Abstract:
OBJECTIVE: To describe the impact of the COVID-19 on the psychosocial health of patients with rheumatoid arthritis (RA), spondyloarthritis (SpA), and systemic lupus erythematosus (SLE).
METHODS: Longitudinal observational study of a series of patients with rheumatic disease.
METHODS: The main outcome measure was impairment of the ability to participate in social activities, as measured using the PROMIS-APS instrument Short Form-8a. We evaluated social activities in various settings and performed a multivariate analysis to study the association between worsening of social participation during the COVID-19 pandemic and implicated factors.
RESULTS: One hundred and twenty-five patients had completed the prospective follow-up: 40 with AR (32%), 42 with SpA (33.6%), and 43 with SLE (34.4%). Overall, poorer mean PROMIS scores were recorded after the COVID-19 pandemic for: satisfaction with social roles (p=0.029), depression (p=0.039), and ability to participate in social activities (p=0.024). The factors associated with ability to participate in social activities after the COVID-19 pandemic were older age (β=-0.215; p=0.012), diagnosis of SLE (β=-0.203; p=0.015), depression (β=-0.295; p=0.003) and satisfaction with social roles (β=0.211; p=0.037).
CONCLUSIONS: The ability to participate in social activities after the COVID-19 pandemic is affected in patients with rheumatic disease, especially in SLE.
METHODS: Longitudinal observational study of a series of patients with rheumatic disease.

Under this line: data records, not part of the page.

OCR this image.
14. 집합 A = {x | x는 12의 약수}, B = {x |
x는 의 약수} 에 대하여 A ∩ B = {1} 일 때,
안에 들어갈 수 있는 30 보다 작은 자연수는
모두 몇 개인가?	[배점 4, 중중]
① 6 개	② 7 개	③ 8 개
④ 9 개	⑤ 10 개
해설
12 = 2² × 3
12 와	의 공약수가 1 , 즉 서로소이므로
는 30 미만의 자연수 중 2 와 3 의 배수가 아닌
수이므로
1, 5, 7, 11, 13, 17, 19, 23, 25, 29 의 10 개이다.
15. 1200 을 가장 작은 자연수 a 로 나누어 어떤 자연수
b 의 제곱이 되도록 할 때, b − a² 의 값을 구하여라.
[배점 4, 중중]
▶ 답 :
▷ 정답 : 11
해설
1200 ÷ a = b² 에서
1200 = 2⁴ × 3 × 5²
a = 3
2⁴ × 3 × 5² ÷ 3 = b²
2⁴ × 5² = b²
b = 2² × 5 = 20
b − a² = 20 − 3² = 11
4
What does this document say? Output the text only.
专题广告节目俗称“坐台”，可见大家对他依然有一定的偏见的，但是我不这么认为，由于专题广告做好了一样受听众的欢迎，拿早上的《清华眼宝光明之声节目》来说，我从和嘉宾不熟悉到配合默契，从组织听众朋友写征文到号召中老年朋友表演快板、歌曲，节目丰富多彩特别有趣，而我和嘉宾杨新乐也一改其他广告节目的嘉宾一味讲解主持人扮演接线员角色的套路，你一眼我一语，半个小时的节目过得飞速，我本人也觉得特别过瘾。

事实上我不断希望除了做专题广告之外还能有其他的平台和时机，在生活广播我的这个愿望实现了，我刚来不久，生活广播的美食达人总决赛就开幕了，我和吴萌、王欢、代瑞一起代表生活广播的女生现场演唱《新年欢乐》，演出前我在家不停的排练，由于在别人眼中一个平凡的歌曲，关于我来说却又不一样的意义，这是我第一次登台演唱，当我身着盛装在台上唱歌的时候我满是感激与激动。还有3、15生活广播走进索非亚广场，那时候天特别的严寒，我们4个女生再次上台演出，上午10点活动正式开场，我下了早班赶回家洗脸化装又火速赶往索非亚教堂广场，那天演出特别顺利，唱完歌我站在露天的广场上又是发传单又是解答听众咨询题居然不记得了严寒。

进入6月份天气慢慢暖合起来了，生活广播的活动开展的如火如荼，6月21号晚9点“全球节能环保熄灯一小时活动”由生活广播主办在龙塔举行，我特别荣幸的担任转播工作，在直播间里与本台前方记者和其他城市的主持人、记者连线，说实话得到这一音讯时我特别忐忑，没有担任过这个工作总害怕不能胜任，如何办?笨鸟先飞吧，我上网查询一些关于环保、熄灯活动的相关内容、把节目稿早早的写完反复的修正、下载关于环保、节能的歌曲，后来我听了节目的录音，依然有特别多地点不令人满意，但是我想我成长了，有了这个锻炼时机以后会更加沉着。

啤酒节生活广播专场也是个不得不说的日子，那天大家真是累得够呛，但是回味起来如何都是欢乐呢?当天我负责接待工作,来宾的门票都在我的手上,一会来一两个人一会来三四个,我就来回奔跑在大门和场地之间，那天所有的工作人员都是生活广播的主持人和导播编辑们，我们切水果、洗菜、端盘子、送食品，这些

METHODS: The main outcome measure was impairment of the ability to participate in social activities, as measured using the PROMIS-APS instrument Short Form-8a. We evaluated social activities in various settings and performed a multivariate analysis to study the association between worsening of social participation during the COVID-19 pandemic and implicated factors.
RESULTS: One hundred and twenty-five patients had completed the prospective follow-up: 40 with AR (32%), 42 with SpA (33.6%), and 43 with SLE (34.4%). Overall, poorer mean PROMIS scores were recorded after the COVID-19 pandemic for: satisfaction with social roles (p=0.029), depression (p=0.039), and ability to participate in social activities (p=0.024). The factors associated with ability to participate in social activities after the COVID-19 pandemic were older age (β=-0.215; p=0.012), diagnosis of SLE (β=-0.203; p=0.015), depression (β=-0.295; p=0.003) and satisfaction with social roles (β=0.211; p=0.037).
CONCLUSIONS: The ability to participate in social activities after the COVID-19 pandemic is affected in patients with rheumatic disease, especially in SLE.
摘要:
目的:描述COVID-19对类风湿关节炎(RA)患者的社会心理健康的影响,脊柱关节炎(SpA),和系统性红斑狼疮(SLE)。
方法:一系列风湿性疾病患者的纵向观察性研究。
方法:主要结果指标是参与社会活动的能力受损,使用PROMIS-APS仪器ShortForm-8a测量。我们评估了各种环境中的社会活动,并进行了多变量分析,以研究COVID-19大流行期间社会参与恶化与相关因素之间的关系。
结果:120例患者完成了前瞻性随访:40例AR(32%),42与SpA(33.6%),和43与SLE(34.4%)。总的来说,COVID-19大流行后记录的平均PROMIS得分较差:对社会角色的满意度(p=0.029),抑郁(p=0.039),和参与社会活动的能力(p=0.024)。与COVID-19大流行后参与社会活动能力相关的因素是年龄较大(β=-0.215;p=0.012),诊断为SLE(β=-0.203;p=0.015),抑郁(β=-0.295;p=0.003)和对社会角色的满意度(β=0.211;p=0.037)。
结论:风湿性疾病患者在COVID-19大流行后参与社会活动的能力受到影响,尤其是在SLE。
方法:一系列风湿性疾病患者的纵向观察性研究。
方法:主要结果指标是参与社会活动的能力受损,使用PROMIS-APS仪器ShortForm-8a测量。我们评估了各种环境中的社会活动,并进行了多变量分析,以研究COVID-19大流行期间社会参与恶化与相关因素之间的关系。
结果:120例患者完成了前瞻性随访:40例AR(32%),42与SpA(33.6%),和43与SLE(34.4%)。总的来说,COVID-19大流行后记录的平均PROMIS得分较差:对社会角色的满意度(p=0.029),抑郁(p=0.039),和参与社会活动的能力(p=0.024)。与COVID-19大流行后参与社会活动能力相关的因素是年龄较大(β=-0.215;p=0.012),诊断为SLE(β=-0.203;p=0.015),抑郁(β=-0.295;p=0.003)和对社会角色的满意度(β=0.211;p=0.037)。
结论:风湿性疾病患者在COVID-19大流行后参与社会活动的能力受到影响,尤其是在SLE。